For cross-origin request separation between the frontend and backend

Source: Internet
Author: User
Tags send cookies nginx reverse proxy

For cross-origin request separation between the frontend and backend
1. Problem description:

When using react for development, the problem of separating post requests from the frontend and backend causes the request to fail.

2. What is cross-origin?

When a client initiates a network request to the server, the url contains three main information:Protocol, domain name (host), port). When the three parts are the same as the serverSame Source. However, as long as there is a differenceCross-origin call. It is limited by the same-source policy.

  Same-origin policyRestrict how documents or scripts loaded from one source interact with resources from another source. This is a key security mechanism used to isolate potential malicious files. The same-origin policy of the browser prevents client scripts (such as JavaScript) from making cross-site calls to services in different domains (usually XMLHttpRequest requests) to prevent cross-site scripting attacks ).
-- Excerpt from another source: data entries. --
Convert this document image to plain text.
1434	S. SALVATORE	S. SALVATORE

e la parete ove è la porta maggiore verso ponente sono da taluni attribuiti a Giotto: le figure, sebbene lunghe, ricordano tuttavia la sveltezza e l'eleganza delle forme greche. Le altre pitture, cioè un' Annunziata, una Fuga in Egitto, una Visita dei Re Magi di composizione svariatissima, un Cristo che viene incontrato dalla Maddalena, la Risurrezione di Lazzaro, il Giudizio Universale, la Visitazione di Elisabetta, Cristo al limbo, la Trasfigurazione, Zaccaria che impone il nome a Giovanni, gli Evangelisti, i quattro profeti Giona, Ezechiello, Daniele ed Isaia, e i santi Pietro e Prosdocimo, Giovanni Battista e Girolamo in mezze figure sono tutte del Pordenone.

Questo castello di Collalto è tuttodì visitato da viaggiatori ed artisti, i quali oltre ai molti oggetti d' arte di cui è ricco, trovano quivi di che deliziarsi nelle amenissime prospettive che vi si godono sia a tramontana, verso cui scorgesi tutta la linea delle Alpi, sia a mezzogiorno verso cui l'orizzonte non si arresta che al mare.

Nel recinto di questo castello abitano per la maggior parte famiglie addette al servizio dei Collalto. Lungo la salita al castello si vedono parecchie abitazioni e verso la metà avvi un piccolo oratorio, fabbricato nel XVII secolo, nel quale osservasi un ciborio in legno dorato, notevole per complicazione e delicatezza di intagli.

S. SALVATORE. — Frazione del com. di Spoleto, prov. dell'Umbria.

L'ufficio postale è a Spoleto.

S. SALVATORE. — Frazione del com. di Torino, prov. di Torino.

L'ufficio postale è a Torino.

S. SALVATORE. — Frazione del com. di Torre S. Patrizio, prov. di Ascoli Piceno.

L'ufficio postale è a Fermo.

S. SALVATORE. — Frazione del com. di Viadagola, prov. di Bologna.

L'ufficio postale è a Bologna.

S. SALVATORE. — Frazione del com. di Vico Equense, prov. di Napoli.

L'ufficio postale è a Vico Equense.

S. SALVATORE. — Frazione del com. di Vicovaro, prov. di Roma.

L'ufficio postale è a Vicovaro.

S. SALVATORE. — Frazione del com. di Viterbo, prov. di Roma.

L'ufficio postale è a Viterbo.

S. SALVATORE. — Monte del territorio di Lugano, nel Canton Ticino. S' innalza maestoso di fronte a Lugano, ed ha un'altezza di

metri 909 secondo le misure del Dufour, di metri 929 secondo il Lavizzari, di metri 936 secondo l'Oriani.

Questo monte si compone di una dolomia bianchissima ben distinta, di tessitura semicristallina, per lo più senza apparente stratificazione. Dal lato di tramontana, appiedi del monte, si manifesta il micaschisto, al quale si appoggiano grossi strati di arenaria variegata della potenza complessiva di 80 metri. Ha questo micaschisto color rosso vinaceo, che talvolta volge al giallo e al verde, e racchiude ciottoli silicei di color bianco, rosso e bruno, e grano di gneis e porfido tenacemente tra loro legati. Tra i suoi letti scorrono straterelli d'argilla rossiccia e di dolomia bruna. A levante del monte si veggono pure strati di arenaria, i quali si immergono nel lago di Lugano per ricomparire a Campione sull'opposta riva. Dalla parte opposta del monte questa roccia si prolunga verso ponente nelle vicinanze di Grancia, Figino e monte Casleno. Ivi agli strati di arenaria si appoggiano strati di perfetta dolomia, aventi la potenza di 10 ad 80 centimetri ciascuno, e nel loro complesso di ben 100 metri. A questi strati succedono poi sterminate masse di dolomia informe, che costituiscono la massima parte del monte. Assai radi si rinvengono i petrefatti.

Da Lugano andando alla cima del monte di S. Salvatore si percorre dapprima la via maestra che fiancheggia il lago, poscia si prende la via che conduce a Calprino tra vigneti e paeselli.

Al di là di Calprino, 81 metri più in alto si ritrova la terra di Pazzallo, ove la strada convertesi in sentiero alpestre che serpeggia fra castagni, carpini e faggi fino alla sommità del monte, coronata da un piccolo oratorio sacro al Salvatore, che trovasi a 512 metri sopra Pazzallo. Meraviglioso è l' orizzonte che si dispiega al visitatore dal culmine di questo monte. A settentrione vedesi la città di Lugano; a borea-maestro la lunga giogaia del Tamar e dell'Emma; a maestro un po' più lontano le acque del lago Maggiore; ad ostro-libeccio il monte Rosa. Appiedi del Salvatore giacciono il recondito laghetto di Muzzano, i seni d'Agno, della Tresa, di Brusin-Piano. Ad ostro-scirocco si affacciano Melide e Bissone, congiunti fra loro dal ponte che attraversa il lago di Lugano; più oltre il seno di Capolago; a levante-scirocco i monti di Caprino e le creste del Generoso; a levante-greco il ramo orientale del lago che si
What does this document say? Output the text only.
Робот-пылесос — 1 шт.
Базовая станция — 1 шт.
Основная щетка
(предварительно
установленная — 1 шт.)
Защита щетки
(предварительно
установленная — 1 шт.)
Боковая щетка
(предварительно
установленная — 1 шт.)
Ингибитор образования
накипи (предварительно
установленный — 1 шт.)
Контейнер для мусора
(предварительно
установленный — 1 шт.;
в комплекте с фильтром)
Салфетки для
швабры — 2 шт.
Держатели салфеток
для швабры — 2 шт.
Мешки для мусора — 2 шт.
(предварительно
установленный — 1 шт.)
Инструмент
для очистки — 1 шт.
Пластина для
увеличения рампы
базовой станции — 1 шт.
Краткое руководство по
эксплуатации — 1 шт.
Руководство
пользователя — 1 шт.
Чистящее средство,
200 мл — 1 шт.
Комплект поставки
3. Multiple cross-origin solutions: 3.1. jsonp requests:

JSONP (json with padding filled json) utilizes a mechanism that uses src to reference static resources without cross-origin restrictions. It mainly initiates a callback on the client to process data reception and operations, and notifies the server of the callback function name, what the server needs to do is to place the data in the agreed callback function according to the javascript syntax. JQuery has been working with JSONP for a long time, making it easier to use.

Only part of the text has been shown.